The WSJ revealed in an article published on Monday that Google is allowing outside parties as well as its employees to read private messages belonging to Gmail users, despite the company's 2017 promises to end the practice.
According to the report, Gmail users most likely to have their emails read are those that signed up for "email-based services" that offer "shopping price comparisons" and "automated travel-itinerary planners," Business Insider reported Tuesday.
But the entire issue is much bigger than what WSJ is revealing, Epstein told Radio Sputnik's Loud & Clear on Tuesday.
"The problem with Google is that… at least hundreds of people at Google, in order to do their job, have to have full access to our entire profiles, including all of our emails," the research psychologist told show host Brian Becker. "This problem is just huge, it goes way beyond what's in the Wall Street Journal."
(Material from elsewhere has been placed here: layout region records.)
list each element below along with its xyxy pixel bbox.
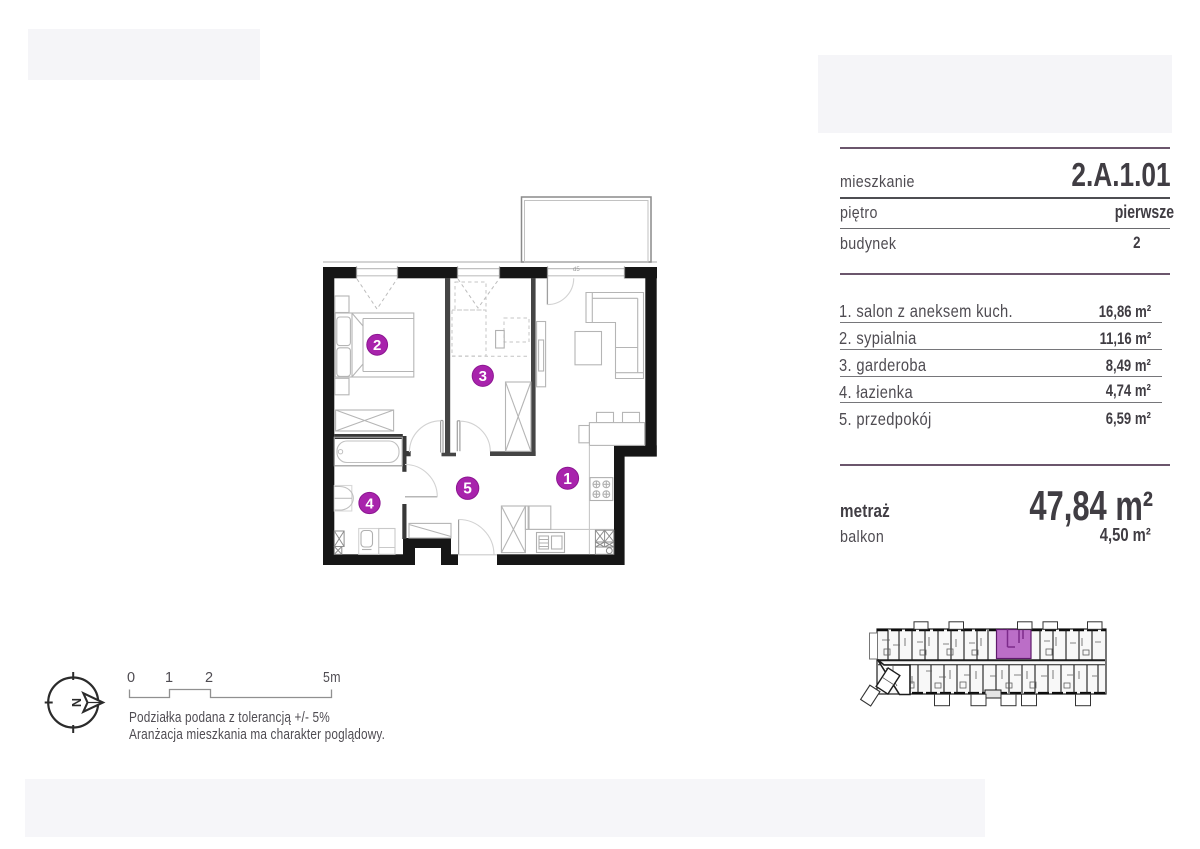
svg-text:1: 1 [563, 471, 572, 488]
svg-text:N: N [69, 698, 83, 707]
svg-text:3: 3 [479, 368, 487, 385]
svg-text:4: 4 [365, 495, 374, 512]
svg-text:d5: d5 [573, 267, 580, 273]
svg-text:5: 5 [463, 481, 472, 498]
svg-text:2: 2 [373, 337, 381, 354]
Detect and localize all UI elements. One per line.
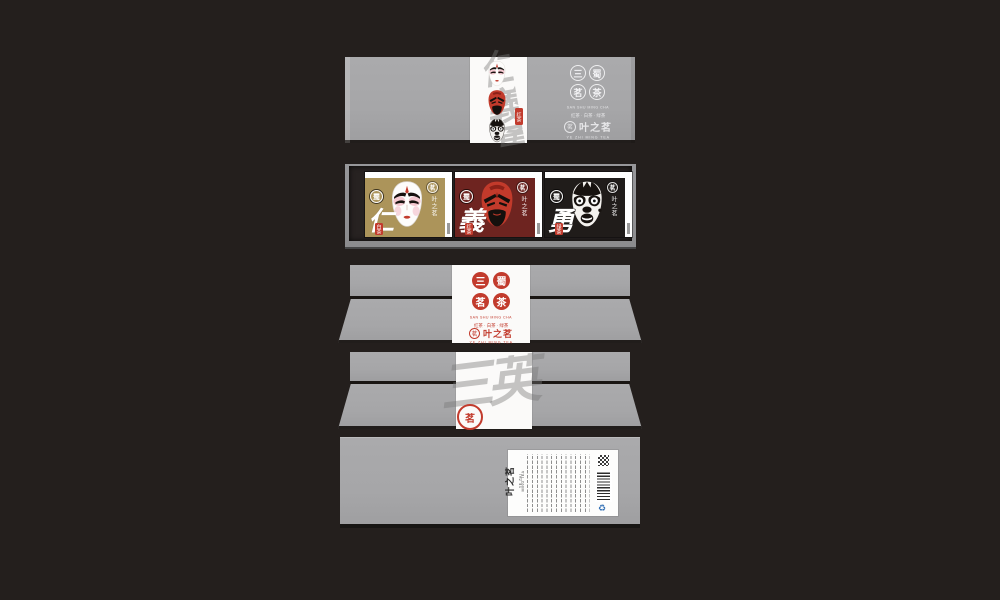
fine-print-text <box>526 454 590 512</box>
lid-brand-romanized: YE ZHI MING TEA <box>566 135 609 139</box>
barcode <box>597 472 610 500</box>
bottom-info-strip: 叶之茗 YE ZHI MING TEA ♻ <box>508 450 618 516</box>
brand-vertical-text: 叶之茗 <box>519 196 528 228</box>
tea-card-white-mask: 三 蜀 仁 白茶 茗 叶之茗 <box>365 172 452 237</box>
card-top-band <box>545 172 632 178</box>
card-top-band <box>365 172 452 178</box>
seal-stamp: 茶 <box>589 84 605 100</box>
lid-seal-grid: 三 蜀 茗 茶 <box>569 65 606 100</box>
qr-code <box>598 455 609 466</box>
card-right-strip <box>625 178 632 237</box>
front-brand-romanized: YE ZHI MING TEA <box>469 340 512 344</box>
brand-logotype: 叶之茗 <box>507 453 516 509</box>
card-tea-tag: 绿茶 <box>555 223 563 235</box>
seal-stamp: 蜀 <box>493 272 510 289</box>
bottom-brand-block: 叶之茗 YE ZHI MING TEA <box>507 453 521 509</box>
brand-vertical-text: 叶之茗 <box>609 196 618 228</box>
opera-mask-black-icon <box>484 118 510 143</box>
seal-stamp: 茗 <box>570 84 586 100</box>
seal-stamp: 三 <box>472 272 489 289</box>
brand-vertical-text: 叶之茗 <box>429 196 438 228</box>
fine-print-mark <box>537 223 540 234</box>
lid-pinyin-text: SAN SHU MING CHA <box>567 105 609 109</box>
panel-lid-top: 仁義勇 <box>345 57 635 143</box>
seal-stamp: 蜀 <box>589 65 605 81</box>
front-pinyin-text: SAN SHU MING CHA <box>470 315 512 319</box>
seal-stamp: 茗 <box>472 293 489 310</box>
seal-stamp: 三 <box>570 65 586 81</box>
card-top-band <box>455 172 542 178</box>
brand-ring-icon: 茗 <box>517 182 528 193</box>
brand-logotype: 叶之茗 <box>579 119 612 134</box>
back-seal-glyph: 茗 <box>465 410 475 425</box>
recycle-icon: ♻ <box>598 503 606 513</box>
lid-tea-tag: 红茶 <box>515 108 523 125</box>
lid-product-line-text: 红茶 · 白茶 · 绿茶 <box>571 112 605 118</box>
card-tea-tag: 白茶 <box>375 223 383 235</box>
tea-card-black-mask: 三 蜀 勇 绿茶 茗 叶之茗 <box>545 172 632 237</box>
back-red-seal: 茗 <box>457 404 483 430</box>
panel-bottom: 叶之茗 YE ZHI MING TEA ♻ <box>340 437 640 528</box>
opera-mask-white-icon <box>484 60 510 87</box>
brand-ring-icon: 茗 <box>607 182 618 193</box>
brand-ring-icon: 茗 <box>427 182 438 193</box>
bottom-brand-romanized: YE ZHI MING TEA <box>519 468 524 493</box>
seal-stamp: 茶 <box>493 293 510 310</box>
card-right-strip <box>535 178 542 237</box>
packaging-design-canvas: 仁義勇 <box>0 0 1000 600</box>
fine-print-mark <box>447 223 450 234</box>
panel-tray: 三 蜀 仁 白茶 茗 叶之茗 <box>345 164 636 249</box>
tea-card-red-mask: 三 蜀 義 红茶 茗 叶之茗 <box>455 172 542 237</box>
card-tea-tag: 红茶 <box>465 223 473 235</box>
opera-mask-red-icon <box>484 89 510 116</box>
brand-ring-icon: 茗 <box>564 121 576 133</box>
front-label-band: 三 蜀 茗 茶 SAN SHU MING CHA 红茶 · 白茶 · 绿茶 茗 … <box>452 265 530 343</box>
card-right-strip <box>445 178 452 237</box>
fine-print-mark <box>627 223 630 234</box>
"But that's the culture, and the culture in tech, generally speaking is, of course, surveillance… we don't really know all the different ways in which the content of our emails and other information that's collected about us… is being used," Epstein stressed.
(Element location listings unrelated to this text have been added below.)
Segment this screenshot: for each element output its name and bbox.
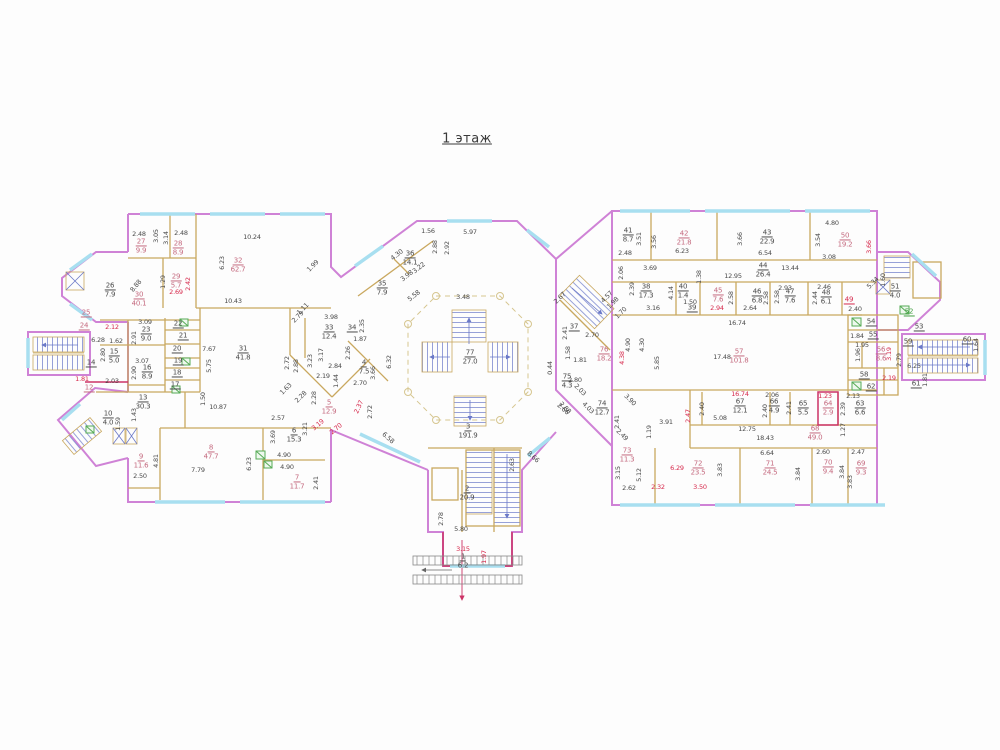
stair-icon (560, 275, 614, 328)
elevator-icon (876, 280, 890, 294)
floor-plan-page: 1 этаж (0, 0, 1000, 750)
sink-icon (852, 382, 861, 390)
fixtures (86, 306, 909, 468)
sink-icon (182, 358, 190, 365)
elevator-icon (66, 272, 84, 290)
stairs (33, 256, 978, 584)
stair-icon (33, 337, 84, 370)
sink-icon (256, 451, 265, 459)
stair-icon (884, 256, 910, 278)
entrance-steps-icon (413, 556, 522, 584)
elevator-icon (113, 428, 137, 444)
sink-icon (900, 306, 909, 314)
sink-icon (264, 461, 272, 468)
sink-icon (86, 426, 94, 433)
sink-icon (172, 386, 180, 393)
floor-plan-drawing (0, 0, 1000, 750)
sink-icon (852, 318, 861, 326)
sink-icon (180, 319, 188, 326)
stair-icon (908, 340, 978, 373)
stair-icon (422, 310, 518, 426)
stair-icon (466, 450, 520, 526)
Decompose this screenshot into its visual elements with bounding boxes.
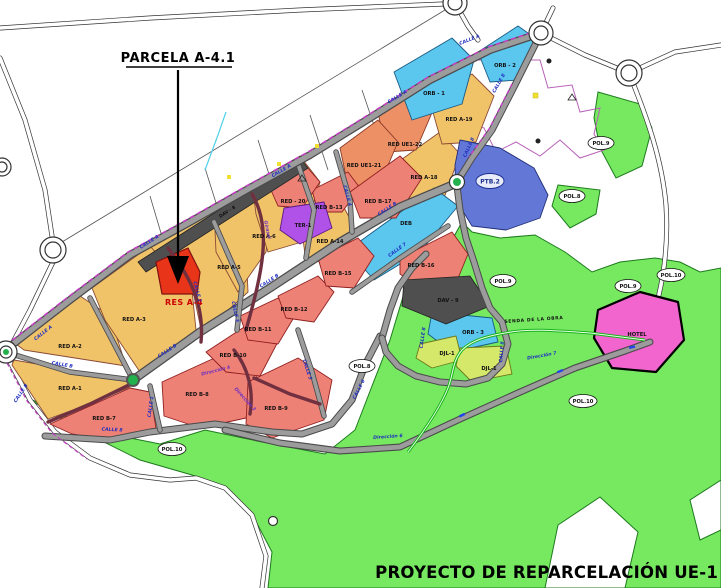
parcel-label-b12: RED B-12: [281, 307, 308, 313]
parcel-label-b7: RED B-7: [92, 416, 116, 422]
parcel-label-b16: RED B-16: [408, 263, 435, 269]
zone-label-pol9: POL.9: [494, 279, 511, 285]
yellow-marker-icon: [277, 162, 281, 166]
parcel-label-a3: RED A-3: [122, 317, 146, 323]
parcel-label-a14: RED A-14: [316, 239, 343, 245]
stream-line: [205, 112, 226, 170]
parcel-label-a19: RED A-19: [445, 117, 472, 123]
street-label-calle-a: CALLE A: [459, 33, 482, 47]
reparcelacion-map: POL.9 POL.8 POL.9 POL.8 POL.10 POL.9 POL…: [0, 0, 721, 588]
parcel-label-b11: RED B-11: [245, 327, 272, 333]
parcel-label-djl1: DJL-1: [439, 351, 455, 357]
zone-label-pol10: POL.10: [661, 273, 682, 279]
parcel-label-ue1-21: RED UE1-21: [347, 163, 382, 169]
parcel-label-ue1-22: RED UE1-22: [388, 142, 423, 148]
parcel-label-b9: RED B-9: [264, 406, 288, 412]
page-title: PROYECTO DE REPARCELACIÓN UE-1: [375, 563, 718, 582]
parcel-label-b10: RED B-10: [220, 353, 247, 359]
zone-label-pol10: POL.10: [162, 447, 183, 453]
parcel-label-ter1: TER-1: [295, 223, 312, 229]
parcel-label-b17: RED B-17: [365, 199, 392, 205]
zone-label-pol8: POL.8: [353, 364, 370, 370]
parcel-label-red20: RED - 20: [281, 199, 306, 205]
parcel-label-a18: RED A-18: [410, 175, 437, 181]
parcel-label-dav9: DAV - 9: [437, 298, 459, 304]
parcel-label-hotel: HOTEL: [627, 332, 647, 338]
zone-label-pol9: POL.9: [592, 141, 609, 147]
map-canvas: POL.9 POL.8 POL.9 POL.8 POL.10 POL.9 POL…: [0, 0, 721, 588]
parcel-label-djl1: DJL-1: [481, 366, 497, 372]
parcel-label-b15: RED B-15: [325, 271, 352, 277]
zone-label-pol9: POL.9: [619, 284, 636, 290]
parcel-label-b8: RED B-8: [185, 392, 209, 398]
parcel-label-orb3: ORB - 3: [462, 330, 484, 336]
street-label-calle-8: CALLE 8: [101, 426, 123, 433]
parcel-label-a2: RED A-2: [58, 344, 82, 350]
parcel-label-a5: RED A-5: [217, 265, 241, 271]
parcel-label-deb: DEB: [400, 221, 412, 227]
parcel-label-orb2: ORB - 2: [494, 63, 516, 69]
yellow-marker-icon: [227, 175, 231, 179]
parcel-label-a6: RED A-6: [252, 234, 276, 240]
zone-label-pol10: POL.10: [573, 399, 594, 405]
parcel-label-a1: RED A-1: [58, 386, 82, 392]
dot-marker-icon: [536, 139, 541, 144]
parcel-label-ptb2: PTB.2: [480, 179, 500, 186]
yellow-marker-icon: [533, 93, 538, 98]
dot-marker-icon: [547, 59, 552, 64]
parcel-label-orb1: ORB - 1: [423, 91, 445, 97]
roundabout-green-west: [127, 374, 139, 386]
callout-label: PARCELA A-4.1: [121, 51, 236, 66]
yellow-marker-icon: [315, 144, 319, 148]
zone-label-pol8: POL.8: [563, 194, 580, 200]
parcel-label-b13: RED B-13: [316, 205, 343, 211]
Going further into the inner workings of Google, Epstein further revealed that the search engine still maintains access to emails deleted by Gmail users.
Oh, and clearing one's history also does absolutely nothing to protect your privacy, Epstein told Becker.
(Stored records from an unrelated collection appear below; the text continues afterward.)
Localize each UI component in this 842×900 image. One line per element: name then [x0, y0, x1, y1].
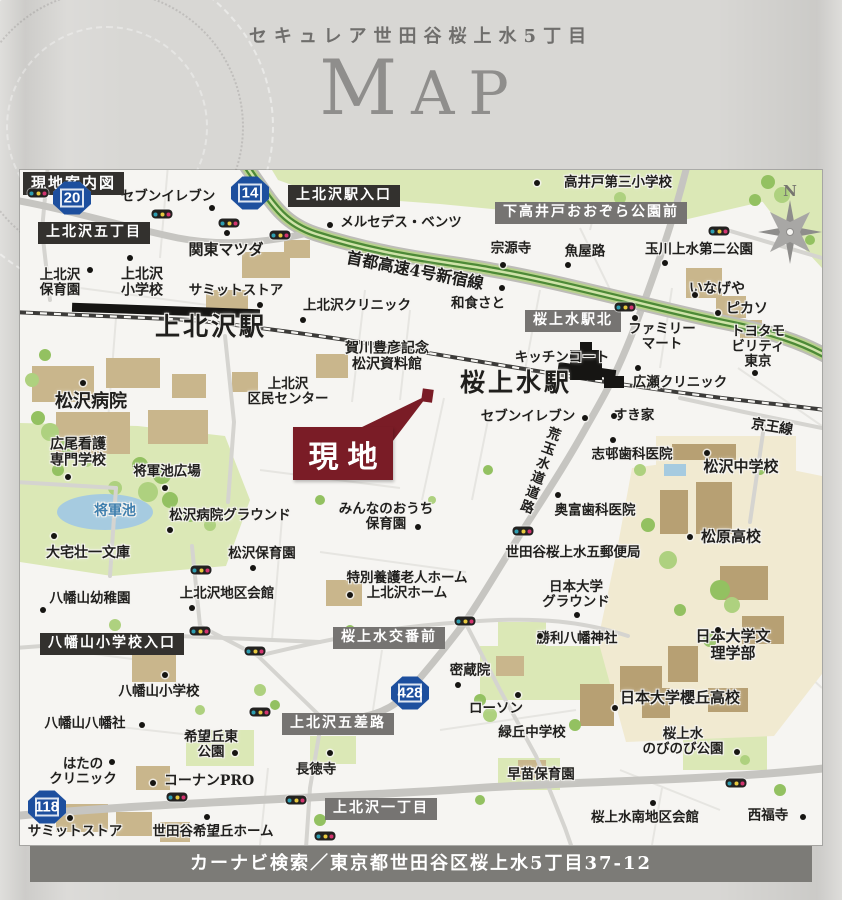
map-label: 日本大学櫻丘高校 [620, 690, 740, 707]
map-label: 高井戸第三小学校 [564, 175, 672, 190]
poi-dot [40, 607, 46, 613]
map-label: 上北沢 保育園 [40, 268, 81, 298]
map-label: 桜上水駅 [460, 369, 572, 397]
poi-dot [662, 260, 668, 266]
poi-dot [455, 682, 461, 688]
traffic-signal-icon [250, 708, 271, 717]
poi-dot [515, 692, 521, 698]
map-label: 八幡山八幡社 [45, 716, 126, 731]
map-label: 八幡山小学校 [119, 684, 200, 699]
poi-dot [800, 814, 806, 820]
poi-dot [415, 524, 421, 530]
map-label: サミットストア [28, 824, 123, 839]
map-banner: 下高井戸おおぞら公園前 [495, 202, 687, 224]
traffic-signal-icon [152, 210, 173, 219]
poi-dot [632, 315, 638, 321]
map-label: 宗源寺 [491, 241, 532, 256]
map-label: ローソン [469, 701, 523, 716]
traffic-signal-icon [513, 527, 534, 536]
map-label: セブンイレブン [481, 409, 576, 424]
route-shield-14: 14 [231, 177, 269, 210]
map-label: コーナンPRO [164, 774, 254, 790]
poi-dot [610, 437, 616, 443]
map-label: 緑丘中学校 [498, 725, 566, 740]
poi-dot [204, 814, 210, 820]
map-label: 上北沢地区会館 [180, 586, 275, 601]
traffic-signal-icon [190, 627, 211, 636]
traffic-signal-icon [615, 303, 636, 312]
map-label: メルセデス・ベンツ [340, 215, 462, 230]
map-banner: 上北沢五差路 [282, 713, 394, 735]
poi-dot [65, 474, 71, 480]
poi-dot [327, 222, 333, 228]
compass-rose: N [758, 184, 822, 268]
poi-dot [692, 292, 698, 298]
route-shield-118: 118 [28, 791, 66, 824]
poi-dot [209, 205, 215, 211]
map-banner: 桜上水交番前 [333, 627, 445, 649]
poi-dot [167, 527, 173, 533]
map-label: サミットストア [189, 283, 284, 298]
map-label: 和食さと [451, 296, 505, 311]
map-label: 関東マツダ [188, 242, 263, 259]
map-label: ピカソ [726, 302, 768, 318]
map-banner: 桜上水駅北 [525, 310, 621, 332]
poi-dot [752, 370, 758, 376]
page-title: MAP [0, 46, 842, 130]
map-label: はたの クリニック [49, 757, 117, 787]
map-label: 世田谷希望丘ホーム [152, 824, 273, 839]
poi-dot [127, 255, 133, 261]
map-label: 早苗保育園 [507, 767, 575, 782]
map-banner: 上北沢駅入口 [288, 185, 400, 207]
poi-dot [150, 780, 156, 786]
poi-dot [555, 492, 561, 498]
poi-dot [67, 815, 73, 821]
traffic-signal-icon [191, 566, 212, 575]
map-label: 松沢病院グラウンド [169, 508, 291, 523]
poi-dot [232, 750, 238, 756]
map-label: 将軍池 [94, 504, 136, 520]
traffic-signal-icon [315, 832, 336, 841]
poi-dot [734, 749, 740, 755]
poi-dot [300, 317, 306, 323]
map-label: 京王線 [750, 417, 794, 439]
map-label: 賀川豊彦記念 松沢資料館 [345, 341, 429, 372]
map-label: 日本大学 グラウンド [542, 580, 610, 610]
map-label: 上北沢 区民センター [248, 377, 329, 407]
compass-star-icon [758, 200, 822, 264]
map-label: 松原高校 [701, 529, 761, 546]
poi-dot [635, 365, 641, 371]
poi-dot [704, 450, 710, 456]
car-navi-address-bar: カーナビ検索／東京都世田谷区桜上水5丁目37-12 [30, 846, 812, 882]
poi-dot [612, 705, 618, 711]
poi-dot [534, 180, 540, 186]
traffic-signal-icon [726, 779, 747, 788]
map-label: セブンイレブン [121, 189, 216, 204]
map-canvas: セブンイレブンメルセデス・ベンツ高井戸第三小学校宗源寺魚屋路玉川上水第二公園関東… [20, 170, 822, 845]
map-label: すき家 [614, 408, 655, 423]
map-label: 将軍池広場 [133, 464, 201, 479]
poi-dot [715, 627, 721, 633]
map-label: 上北沢駅 [155, 313, 267, 341]
map-banner: 上北沢五丁目 [38, 222, 150, 244]
traffic-signal-icon [709, 227, 730, 236]
poi-dot [51, 533, 57, 539]
poi-dot [537, 633, 543, 639]
map-label: 勝利八幡神社 [537, 631, 618, 646]
map-label: 八幡山幼稚園 [50, 591, 131, 606]
map-label: キッチンコート [515, 350, 610, 365]
poi-dot [650, 800, 656, 806]
map-label: 桜上水南地区会館 [591, 810, 699, 825]
poi-dot [109, 759, 115, 765]
traffic-signal-icon [286, 796, 307, 805]
map-banner: 八幡山小学校入口 [40, 633, 184, 655]
poi-dot [611, 413, 617, 419]
poi-dot [582, 415, 588, 421]
map-label: 奥富歯科医院 [555, 503, 636, 518]
poi-dot [499, 285, 505, 291]
poi-dot [687, 534, 693, 540]
map-label: 西福寺 [748, 808, 789, 823]
page-subtitle: セキュレア世田谷桜上水5丁目 [0, 22, 842, 48]
map-label: 上北沢クリニック [303, 298, 411, 313]
poi-dot [565, 262, 571, 268]
site-callout: 現地 [293, 427, 393, 480]
poi-dot [327, 750, 333, 756]
poi-dot [250, 565, 256, 571]
traffic-signal-icon [167, 793, 188, 802]
map-label: 密蔵院 [450, 663, 491, 678]
map-label: ファミリー マート [628, 322, 696, 352]
poi-dot [87, 267, 93, 273]
poi-dot [224, 230, 230, 236]
map-label: 桜上水 のびのび公園 [643, 727, 724, 757]
poi-dot [347, 592, 353, 598]
map-label: 長徳寺 [296, 762, 337, 777]
poi-dot [162, 485, 168, 491]
poi-dot [715, 310, 721, 316]
map-banner: 上北沢一丁目 [325, 798, 437, 820]
map-overlay: セブンイレブンメルセデス・ベンツ高井戸第三小学校宗源寺魚屋路玉川上水第二公園関東… [20, 170, 822, 845]
poi-dot [139, 722, 145, 728]
map-label: 松沢病院 [55, 392, 127, 412]
traffic-signal-icon [270, 231, 291, 240]
north-label: N [758, 184, 822, 199]
traffic-signal-icon [219, 219, 240, 228]
map-label: 希望丘東 公園 [184, 730, 238, 760]
map-label: トヨタモビリティ 東京 [726, 324, 790, 369]
map-label: 世田谷桜上水五郵便局 [506, 545, 641, 560]
poi-dot [500, 262, 506, 268]
map-label: 首都高速4号新宿線 [345, 249, 485, 293]
page-background: { "page": { "subtitle": "セキュレア世田谷桜上水5丁目"… [0, 0, 842, 900]
poi-dot [257, 302, 263, 308]
map-label: 日本大学文理学部 [689, 628, 778, 662]
traffic-signal-icon [455, 617, 476, 626]
map-label: 特別養護老人ホーム 上北沢ホーム [346, 571, 467, 601]
traffic-signal-icon [28, 189, 49, 198]
map-label: 松沢中学校 [703, 459, 778, 476]
poi-dot [162, 672, 168, 678]
map-label: 大宅壮一文庫 [46, 546, 130, 562]
map-label: 松沢保育園 [228, 546, 296, 561]
poi-dot [574, 612, 580, 618]
map-label: 広尾看護 専門学校 [50, 437, 106, 468]
map-label: 魚屋路 [565, 244, 606, 259]
route-shield-428: 428 [391, 677, 429, 710]
map-label: 志邨歯科医院 [592, 447, 673, 462]
map-label: 上北沢 小学校 [121, 267, 163, 298]
poi-dot [80, 380, 86, 386]
poi-dot [189, 605, 195, 611]
traffic-signal-icon [245, 647, 266, 656]
map-label: 広瀬クリニック [633, 375, 728, 390]
map-label: 玉川上水第二公園 [645, 242, 753, 257]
"When you clear your history, you can no longer access your history. Period. The same thing applies," he said.
But Epstein had even more shocking information to reveal.
"When it comes to the emails, it's not just those crazy emails that you've sent," he said. "Think about the emails that you start to type and you say ‘No way I'm sending this,' so you just delete it, you don't even send it. Guess what? They preserve those as well."
Well, time to go back to pen and paper, eh?
"We live in a surveillance society, we've made that okay with our laws, we have no protections against it… we're talking about something far creepier than ‘Brave New World'… far creepier than ‘1984.' It's already here," Epstein concluded.